Section 19 lays down that when consent is caused by coercion, fraud or misrepresentation the agreement is voidable. Section 19 reads as follows :

“Voidability of agreement without free consent – When counsel to an agreement is caused by coercion, fraud or misrepresentation, the agreement is a contract voidable at the option of the party whose consent was so caused.

A party to a contract, whose consent was caused by fraud or misrepresentation, may, if he thinks fit, insist that the contract shall be performed, and that he shall be put in the position in which he would have been if the representation made had been true.”

By Section 3 of the Indian Contract (Amendment) Act, 1899 (VI of 1899) the words ‘undue influence’ were taken out of Sections 19 and 19A was inserted providing for setting aside the contract introduced by undue influence. Therefore, if it is the case of undue influence by the contractor still the contract is voidable under Sections 101 to 104 of the Evidence Act, 1872, the burden is on the contractor.

36. In the light of the position of law the contractor cannot be rest content by stating that documents on R-52 were brought about under duress and therefore they should completely be ignored. When no attempt has been made by the contractor to challenge these two documents the award of the arbitrator cannot be said to be in accordance with law.

37. The view of the arbitrator that “I am of the view that the claimants are entitled to extra cost due to prolongation of the contract for which they are not responsible” cannot be sustained.

38. The learned counsel for the contractor invited my attention to the decision of this court in M/s. Metro Electric Co. v. Delhi Development Authority (AIR 1980 Delhi 266), for the proposition that the objector Union of India cannot escape out of the situation when breach was committed by it and the ratio of the above decision would apply and the award by the arbitrator of Rs. 1,04,000/- was perfectly in order and Union of India cannot challenge it under Section 30 of the Arbitration Act, 1940.

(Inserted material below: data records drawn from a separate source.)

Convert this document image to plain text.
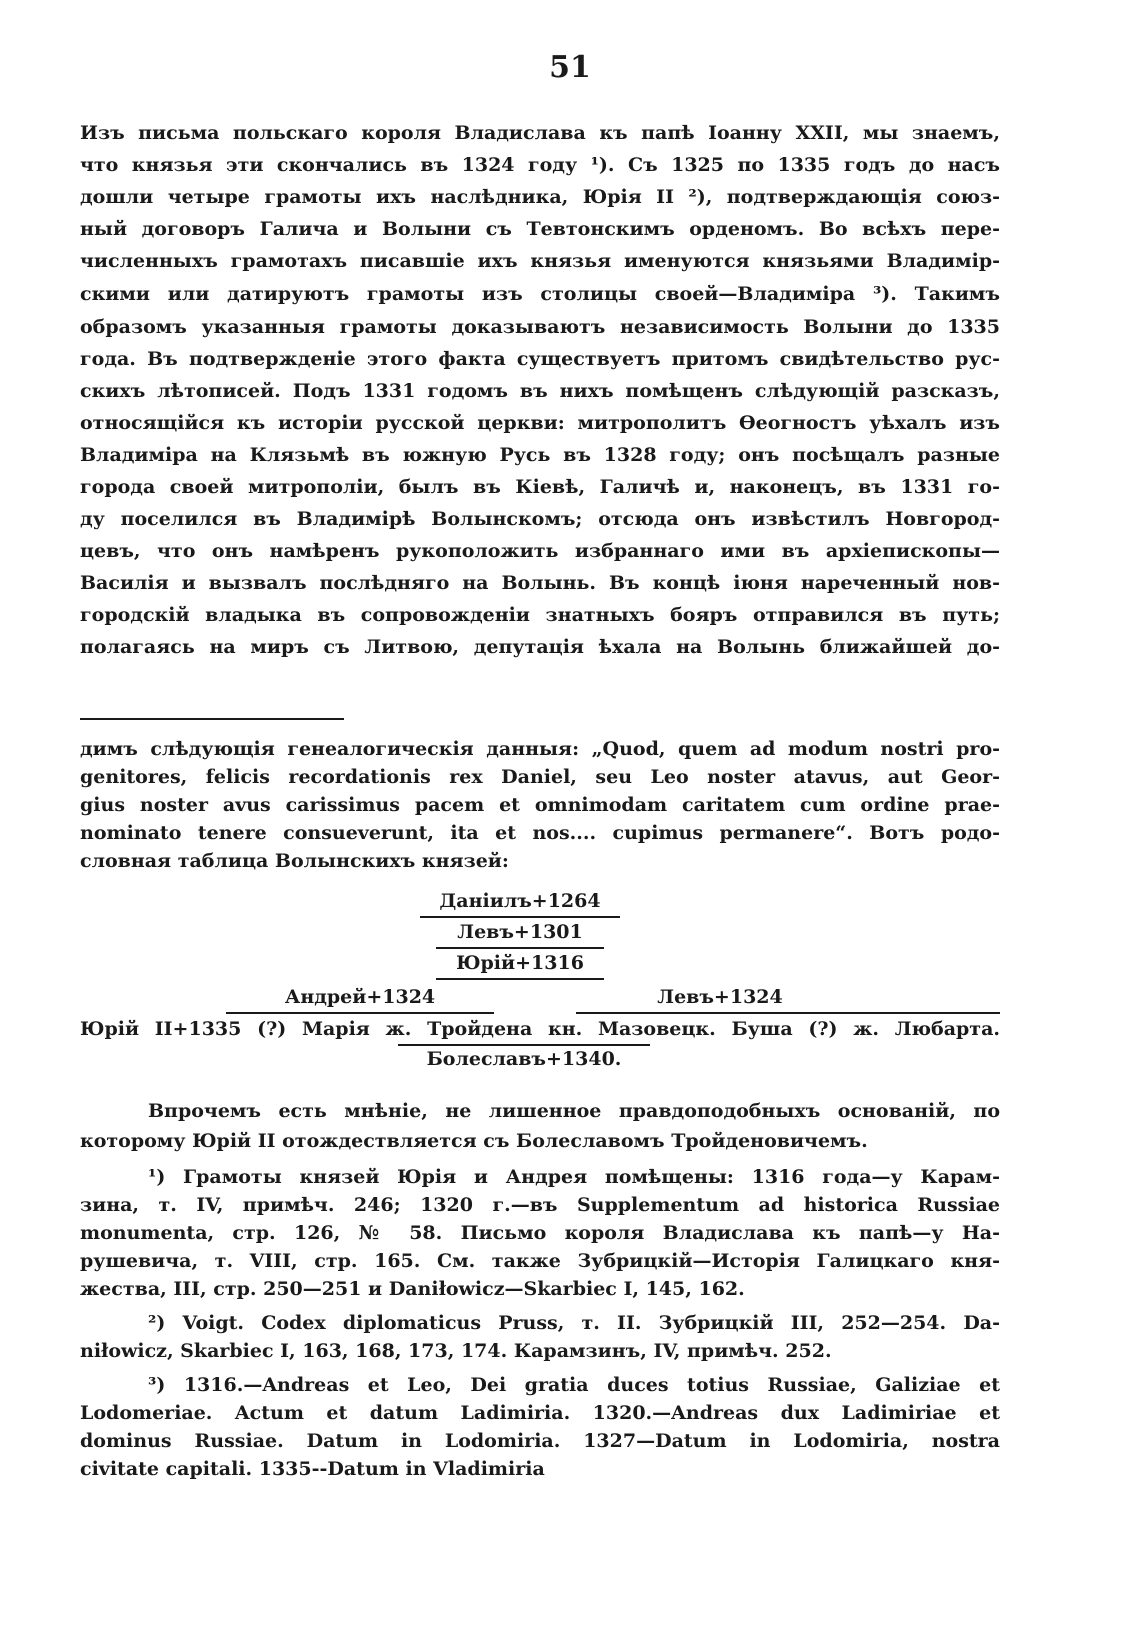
51
Изъ письма польскаго короля Владислава къ папѣ Іоанну XXII, мы знаемъ,
что князья эти скончались въ 1324 году ¹). Съ 1325 по 1335 годъ до насъ
дошли четыре грамоты ихъ наслѣдника, Юрія II ²), подтверждающія союз-
ный договоръ Галича и Волыни съ Тевтонскимъ орденомъ. Во всѣхъ пере-
численныхъ грамотахъ писавшіе ихъ князья именуются князьями Владимір-
скими или датируютъ грамоты изъ столицы своей—Владиміра ³). Такимъ
образомъ указанныя грамоты доказываютъ независимость Волыни до 1335
года. Въ подтвержденіе этого факта существуетъ притомъ свидѣтельство рус-
скихъ лѣтописей. Подъ 1331 годомъ въ нихъ помѣщенъ слѣдующій разсказъ,
относящійся къ исторіи русской церкви: митрополитъ Ѳеогностъ уѣхалъ изъ
Владиміра на Клязьмѣ въ южную Русь въ 1328 году; онъ посѣщалъ разные
города своей митрополіи, былъ въ Кіевѣ, Галичѣ и, наконецъ, въ 1331 го-
ду поселился въ Владимірѣ Волынскомъ; отсюда онъ извѣстилъ Новгород-
цевъ, что онъ намѣренъ рукоположить избраннаго ими въ архіепископы—
Василія и вызвалъ послѣдняго на Волынь. Въ концѣ іюня нареченный нов-
городскій владыка въ сопровожденіи знатныхъ бояръ отправился въ путь;
полагаясь на миръ съ Литвою, депутація ѣхала на Волынь ближайшей до-
димъ слѣдующія генеалогическія данныя: „Quod, quem ad modum nostri pro-
genitores, felicis recordationis rex Daniel, seu Leo noster atavus, aut Geor-
gius noster avus carissimus pacem et omnimodam caritatem cum ordine prae-
nominato tenere consueverunt, ita et nos.... cupimus permanere“. Вотъ родо-
словная таблица Волынскихъ князей:
Даніилъ+1264
Левъ+1301
Юрій+1316
Андрей+1324	Левъ+1324
Юрій II+1335 (?) Марія ж. Тройдена кн. Мазовецк. Буша (?) ж. Любарта.
Болеславъ+1340.
Впрочемъ есть мнѣніе, не лишенное правдоподобныхъ основаній, по
которому Юрій II отождествляется съ Болеславомъ Тройденовичемъ.
¹) Грамоты князей Юрія и Андрея помѣщены: 1316 года—у Карам-
зина, т. IV, примѣч. 246; 1320 г.—въ Supplementum ad historica Russiae
monumenta, стр. 126, № 58. Письмо короля Владислава къ папѣ—у На-
рушевича, т. VIII, стр. 165. См. также Зубрицкій—Исторія Галицкаго кня-
жества, III, стр. 250—251 и Daniłowicz—Skarbiec I, 145, 162.
²) Voigt. Codex diplomaticus Pruss, т. II. Зубрицкій III, 252—254. Da-
niłowicz, Skarbiec I, 163, 168, 173, 174. Карамзинъ, IV, примѣч. 252.
³) 1316.—Andreas et Leo, Dei gratia duces totius Russiae, Galiziae et
Lodomeriae. Actum et datum Ladimiria. 1320.—Andreas dux Ladimiriae et
dominus Russiae. Datum in Lodomiria. 1327—Datum in Lodomiria, nostra
civitate capitali. 1335--Datum in Vladimiria
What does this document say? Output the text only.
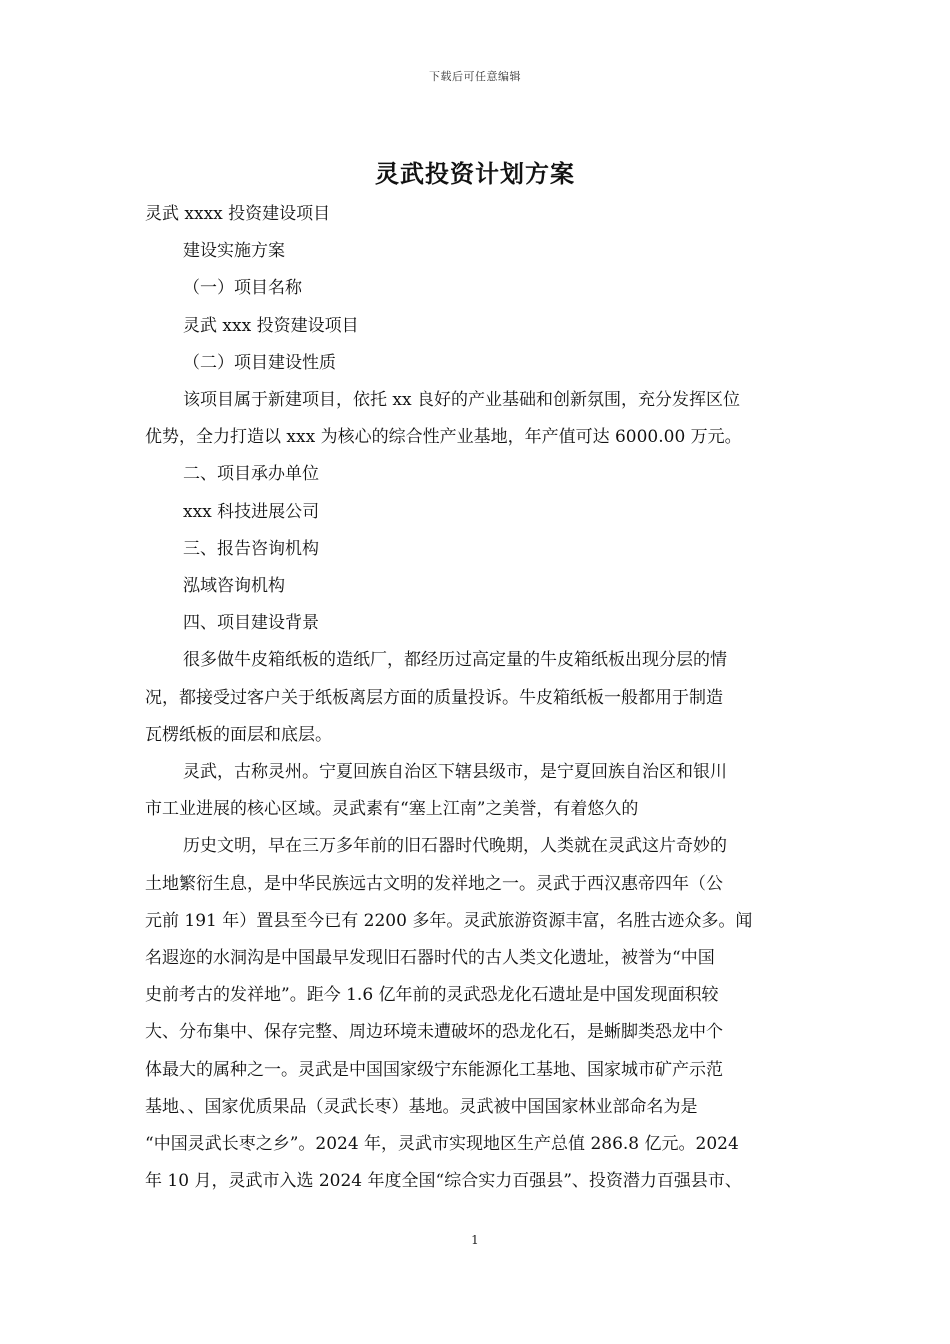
下载后可任意编辑
灵武投资计划方案

灵武 xxxx 投资建设项目

建设实施方案

（一）项目名称

灵武 xxx 投资建设项目

（二）项目建设性质

该项目属于新建项目，依托 xx 良好的产业基础和创新氛围，充分发挥区位

优势，全力打造以 xxx 为核心的综合性产业基地，年产值可达 6000.00 万元。

二、项目承办单位

xxx 科技进展公司

三、报告咨询机构

泓域咨询机构

四、项目建设背景

很多做牛皮箱纸板的造纸厂，都经历过高定量的牛皮箱纸板出现分层的情

况，都接受过客户关于纸板离层方面的质量投诉。牛皮箱纸板一般都用于制造

瓦楞纸板的面层和底层。

灵武，古称灵州。宁夏回族自治区下辖县级市，是宁夏回族自治区和银川

市工业进展的核心区域。灵武素有“塞上江南”之美誉，有着悠久的

历史文明，早在三万多年前的旧石器时代晚期，人类就在灵武这片奇妙的

土地繁衍生息，是中华民族远古文明的发祥地之一。灵武于西汉惠帝四年（公

元前 191 年）置县至今已有 2200 多年。灵武旅游资源丰富，名胜古迹众多。闻

名遐迩的水洞沟是中国最早发现旧石器时代的古人类文化遗址，被誉为“中国

史前考古的发祥地”。距今 1.6 亿年前的灵武恐龙化石遗址是中国发现面积较

大、分布集中、保存完整、周边环境未遭破坏的恐龙化石，是蜥脚类恐龙中个

体最大的属种之一。灵武是中国国家级宁东能源化工基地、国家城市矿产示范

基地、、国家优质果品（灵武长枣）基地。灵武被中国国家林业部命名为是

“中国灵武长枣之乡”。2024 年，灵武市实现地区生产总值 286.8 亿元。2024

年 10 月，灵武市入选 2024 年度全国“综合实力百强县”、投资潜力百强县市、

1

39. I am quite unable to appreciate this argument when the contractor himself did not come forward with any claim on the question relating to R-52 and, therefore, the question whether the objector had committed breach would not arise for consideration. Accordingly, the award made by the arbitrator on claim No. 3 is set aside.

40. On claims No. 4 and 5, no objections have been filed by the Union of India.

41. The Union of India made a counter claim before the arbitrator claiming Rs. 11,387/- on account of rectification of defect in the work. The arbitrator has said “In the absence of any notice within the maintenance period which expired on 15.2.1986 and also in the absence of any consent by claimants in this regard, the reduction in rates is held to be not justified. Ext. R-141 dated 27.2.1986 relied by respondents is after the maintenance period was over. The counter claim of respondents is, therefore, not justified and nothing is awarded for this counter claim.”

42. In the objection petition it is stated that the Department had spent money on rectification and, therefore, it was justified in seeking to recover the amount. As could be seen from the extract above from the award, Ext. R-141 was written by the Department on 27.2.1986, which was after the maintenance period.

43. I do not find any error in the findings of the arbitrator in this counter claim.

44. In fine, the award is made rule of the court subject to what I have stated above and there shall be a decree directing the Union of India to pay sum of Rs. 60,641/- to the claimant with simple interest @ 14% per annum form the date of the award till realisation. There shall be no order as to costs.